Secondo Rystad Energy, le aziende mondiali quotate in borsa attive nell’esplorazione-produzione di petrolio, otterranno flussi di cassa record quest’anno, nell’ordine di 348 miliardi di dollari, vs il precedente picco di 311 miliardi nel 2008, come evidenzia il grafico seguente (cliccare sopra per ingrandire).

Un fattore decisivo che alimenta questa tendenza, spiega Rystad, è il cambio di passo dell’industria americana del tight-oil, il cosiddetto petrolio di scisto, estratto con tecniche più costose rispetto ai pozzi e giacimenti convenzionali (si usa il fracking per spaccare le formazioni rocciose che contengono il greggio).

Le aziende Usa del settore, ricordano gli analisti, hanno sempre faticato a generare profitti e molte, infatti, sono finite in bancarotta.

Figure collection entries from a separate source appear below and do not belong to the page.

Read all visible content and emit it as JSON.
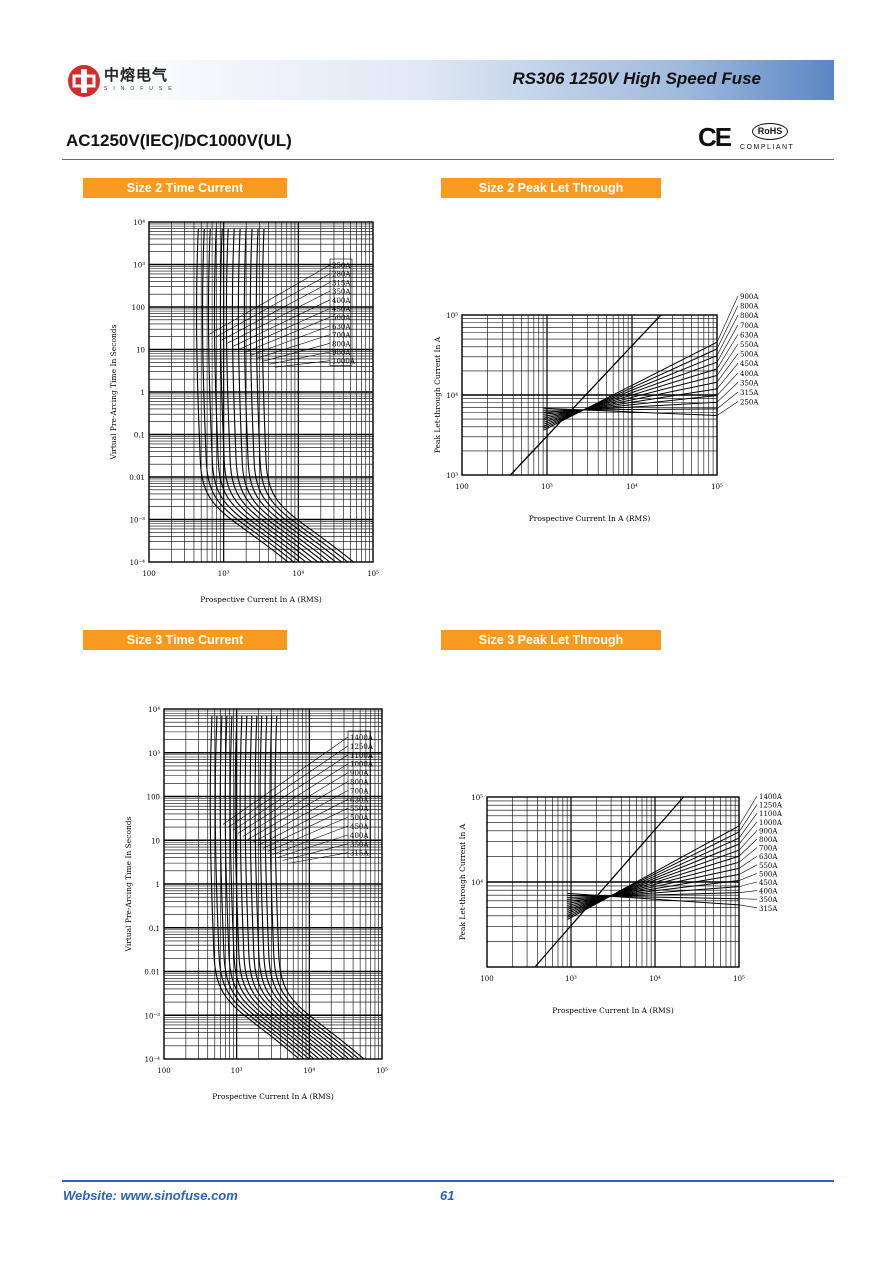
{
  "header": {
    "title": "RS306 1250V High Speed Fuse",
    "brand_cn": "中熔电气",
    "brand_en": "SINOFUSE",
    "accent_color": "#2a63b8"
  },
  "subtitle": "AC1250V(IEC)/DC1000V(UL)",
  "cert": {
    "ce": "CE",
    "rohs": "RoHS",
    "compliant": "COMPLIANT"
  },
  "sections": {
    "s2tc": "Size 2 Time Current",
    "s2pl": "Size 2 Peak Let Through",
    "s3tc": "Size 3 Time Current",
    "s3pl": "Size 3 Peak Let Through"
  },
  "footer": {
    "website": "Website: www.sinofuse.com",
    "page": "61"
  },
  "chart_data": [
    {
      "type": "line",
      "title": "Size 2 Time Current",
      "xlabel": "Prospective Current In A (RMS)",
      "ylabel": "Virtual Pre-Arcing Time In Seconds",
      "xticks": [
        "100",
        "10³",
        "10⁴",
        "10⁵"
      ],
      "yticks": [
        "10⁴",
        "10³",
        "100",
        "10",
        "1",
        "0.1",
        "0.01",
        "10⁻³",
        "10⁻⁴"
      ],
      "xlim": [
        100,
        100000
      ],
      "ylim": [
        0.0001,
        10000
      ],
      "xscale": "log",
      "yscale": "log",
      "series_labels": [
        "250A",
        "280A",
        "315A",
        "350A",
        "400A",
        "450A",
        "500A",
        "630A",
        "700A",
        "800A",
        "900A",
        "1000A"
      ]
    },
    {
      "type": "line",
      "title": "Size 2 Peak Let Through",
      "xlabel": "Prospective Current In A (RMS)",
      "ylabel": "Peak Let-through Current In A",
      "xticks": [
        "100",
        "10³",
        "10⁴",
        "10⁵"
      ],
      "yticks": [
        "10⁵",
        "10⁴",
        "10³"
      ],
      "xlim": [
        100,
        100000
      ],
      "ylim": [
        1000,
        100000
      ],
      "xscale": "log",
      "yscale": "log",
      "series_labels": [
        "900A",
        "800A",
        "800A",
        "700A",
        "630A",
        "550A",
        "500A",
        "450A",
        "400A",
        "350A",
        "315A",
        "250A"
      ]
    },
    {
      "type": "line",
      "title": "Size 3 Time Current",
      "xlabel": "Prospective Current In A (RMS)",
      "ylabel": "Virtual Pre-Arcing Time In Seconds",
      "xticks": [
        "100",
        "10³",
        "10⁴",
        "10⁵"
      ],
      "yticks": [
        "10⁴",
        "10³",
        "100",
        "10",
        "1",
        "0.1",
        "0.01",
        "10⁻³",
        "10⁻⁴"
      ],
      "xlim": [
        100,
        100000
      ],
      "ylim": [
        0.0001,
        10000
      ],
      "xscale": "log",
      "yscale": "log",
      "series_labels": [
        "1400A",
        "1250A",
        "1100A",
        "1000A",
        "900A",
        "800A",
        "700A",
        "630A",
        "550A",
        "500A",
        "450A",
        "400A",
        "350A",
        "315A"
      ]
    },
    {
      "type": "line",
      "title": "Size 3 Peak Let Through",
      "xlabel": "Prospective Current In A (RMS)",
      "ylabel": "Peak Let-through Current In A",
      "xticks": [
        "100",
        "10³",
        "10⁴",
        "10⁵"
      ],
      "yticks": [
        "10⁵",
        "10⁴"
      ],
      "xlim": [
        100,
        100000
      ],
      "ylim": [
        10000,
        1000000
      ],
      "xscale": "log",
      "yscale": "log",
      "series_labels": [
        "1400A",
        "1250A",
        "1100A",
        "1000A",
        "900A",
        "800A",
        "700A",
        "630A",
        "550A",
        "500A",
        "450A",
        "400A",
        "350A",
        "315A"
      ]
    }
  ]
}
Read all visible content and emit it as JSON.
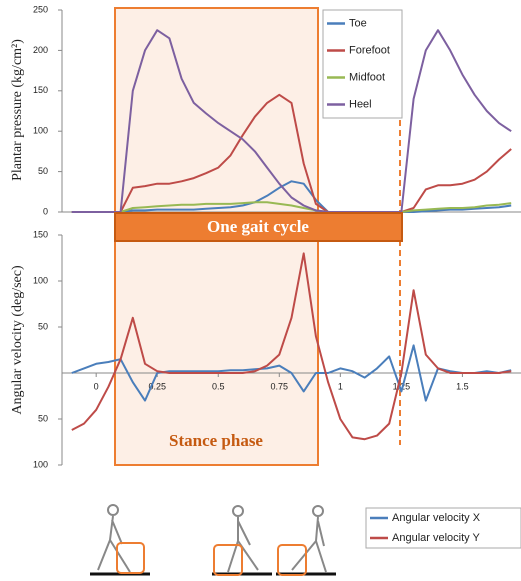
{
  "chart_data": [
    {
      "type": "line",
      "y_label": "Plantar pressure  (kg/cm²)",
      "annotations": [
        "One gait cycle"
      ],
      "xlim": [
        -0.14,
        1.74
      ],
      "ylim": [
        0,
        250
      ],
      "yticks": [
        0,
        50,
        100,
        150,
        200,
        250
      ],
      "x": [
        -0.1,
        -0.05,
        0,
        0.05,
        0.1,
        0.15,
        0.2,
        0.25,
        0.3,
        0.35,
        0.4,
        0.45,
        0.5,
        0.55,
        0.6,
        0.65,
        0.7,
        0.75,
        0.8,
        0.85,
        0.9,
        0.95,
        1.0,
        1.05,
        1.1,
        1.15,
        1.2,
        1.25,
        1.3,
        1.35,
        1.4,
        1.45,
        1.5,
        1.55,
        1.6,
        1.65,
        1.7
      ],
      "series": [
        {
          "name": "Toe",
          "color": "#4a7ebb",
          "values": [
            0,
            0,
            0,
            0,
            0,
            2,
            2,
            3,
            3,
            3,
            3,
            4,
            5,
            6,
            8,
            12,
            20,
            30,
            38,
            35,
            15,
            0,
            0,
            0,
            0,
            0,
            0,
            0,
            0,
            1,
            2,
            3,
            3,
            4,
            5,
            6,
            8
          ]
        },
        {
          "name": "Forefoot",
          "color": "#be4b48",
          "values": [
            0,
            0,
            0,
            0,
            0,
            30,
            32,
            35,
            35,
            38,
            42,
            48,
            55,
            70,
            95,
            118,
            135,
            145,
            135,
            60,
            10,
            0,
            0,
            0,
            0,
            0,
            0,
            0,
            5,
            28,
            33,
            33,
            35,
            40,
            50,
            65,
            78
          ]
        },
        {
          "name": "Midfoot",
          "color": "#98b954",
          "values": [
            0,
            0,
            0,
            0,
            0,
            5,
            6,
            7,
            8,
            9,
            9,
            10,
            10,
            10,
            11,
            12,
            12,
            10,
            8,
            5,
            2,
            0,
            0,
            0,
            0,
            0,
            0,
            0,
            2,
            3,
            4,
            5,
            5,
            6,
            8,
            9,
            11
          ]
        },
        {
          "name": "Heel",
          "color": "#7d60a0",
          "values": [
            0,
            0,
            0,
            0,
            0,
            150,
            200,
            225,
            215,
            165,
            135,
            122,
            110,
            100,
            90,
            75,
            55,
            35,
            18,
            8,
            2,
            0,
            0,
            0,
            0,
            0,
            0,
            0,
            140,
            200,
            225,
            200,
            170,
            145,
            125,
            110,
            100
          ]
        }
      ]
    },
    {
      "type": "line",
      "y_label": "Angular velocity (deg/sec)",
      "annotations": [
        "Stance phase"
      ],
      "xlim": [
        -0.14,
        1.74
      ],
      "xticks": [
        0,
        0.25,
        0.5,
        0.75,
        1,
        1.25,
        1.5
      ],
      "ylim": [
        -100,
        150
      ],
      "yticks": [
        150,
        100,
        50,
        {
          "value": -50,
          "label": "50"
        },
        {
          "value": -100,
          "label": "100"
        }
      ],
      "x": [
        -0.1,
        -0.05,
        0,
        0.05,
        0.1,
        0.15,
        0.2,
        0.25,
        0.3,
        0.35,
        0.4,
        0.45,
        0.5,
        0.55,
        0.6,
        0.65,
        0.7,
        0.75,
        0.8,
        0.85,
        0.9,
        0.95,
        1.0,
        1.05,
        1.1,
        1.15,
        1.2,
        1.25,
        1.3,
        1.35,
        1.4,
        1.45,
        1.5,
        1.55,
        1.6,
        1.65,
        1.7
      ],
      "series": [
        {
          "name": "Angular velocity X",
          "color": "#4a7ebb",
          "values": [
            0,
            5,
            10,
            12,
            15,
            -10,
            -30,
            0,
            2,
            2,
            2,
            2,
            2,
            3,
            3,
            4,
            5,
            8,
            0,
            -20,
            0,
            0,
            5,
            2,
            -5,
            5,
            18,
            -20,
            30,
            -30,
            5,
            2,
            0,
            0,
            2,
            0,
            3
          ]
        },
        {
          "name": "Angular velocity Y",
          "color": "#be4b48",
          "values": [
            -62,
            -55,
            -40,
            -15,
            15,
            60,
            10,
            2,
            0,
            0,
            0,
            0,
            0,
            0,
            0,
            2,
            8,
            20,
            60,
            130,
            40,
            -10,
            -50,
            -70,
            -72,
            -68,
            -55,
            0,
            90,
            20,
            5,
            0,
            0,
            0,
            0,
            0,
            2
          ]
        }
      ]
    }
  ]
}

Tuttavia, nel 2021 le società americane del tight-oil avranno flussi di cassa per oltre 60 miliardi di dollari, secondo le stime riportate da Rystad, più di quanto faranno le aziende operative nei segmenti offshore, mentre le compagnie petrolifere con pozzi-giacimenti a terra convenzionali dovrebbero generare, secondo Rystad, circa 160 miliardi di dollari di flussi di cassa da attività upstream.

E storicamente, segnala Rystad, c’è un legame tra eccesso di liquidità e ripresa di operazioni finanziarie e investimenti: gli analisti, infatti, affermano che nel 2021 si è già osservato un aumento delle fusioni e acquisizioni nel settore petrolifero, così come una crescita degli investimenti in nuovi progetti.

Va detto che questa ripresa cozza contro le recenti valutazioni dell’Agenzia internazionale dell’energia, quando nel presentare il rapporto Net-zero 2050 ha spiegato perché non ha più senso investire in nuovi progetti che riguardano i combustibili fossili. Per azzerare le emissioni di CO2 a metà secolo è necessario, in sostanza, ridurre sempre di più l’uso di carbone, petrolio e gas, lasciando sottoterra le risorse fossili non ancora esplorate, concentrando gli investimenti sulle tecnologie pulite.

Anche per Wood Mackenzie il petrolio sarà il principale sconfitto della transizione energetica verso le fonti rinnovabili.

Wood Mackenzie ritiene che i consumi petroliferi inizieranno a scendere nel 2023 per poi accelerare la caduta negli anni successivi, portandosi a circa 35 milioni di barili giornalieri nel 2050.

Per quanto riguarda i prezzi, gli analisti stimano che il petrolio sul Brent seguirà la seguente traiettoria: 37-42 dollari al barile nel 2030, 28-32 $ al barile nel 2040, per poi appiattirsi definitivamente sui 10-18 $ a metà secolo.

Così sarebbero a rischio ben 14mila miliardi di dollari in valore futuro di asset petroliferi upstream non più utilizzati.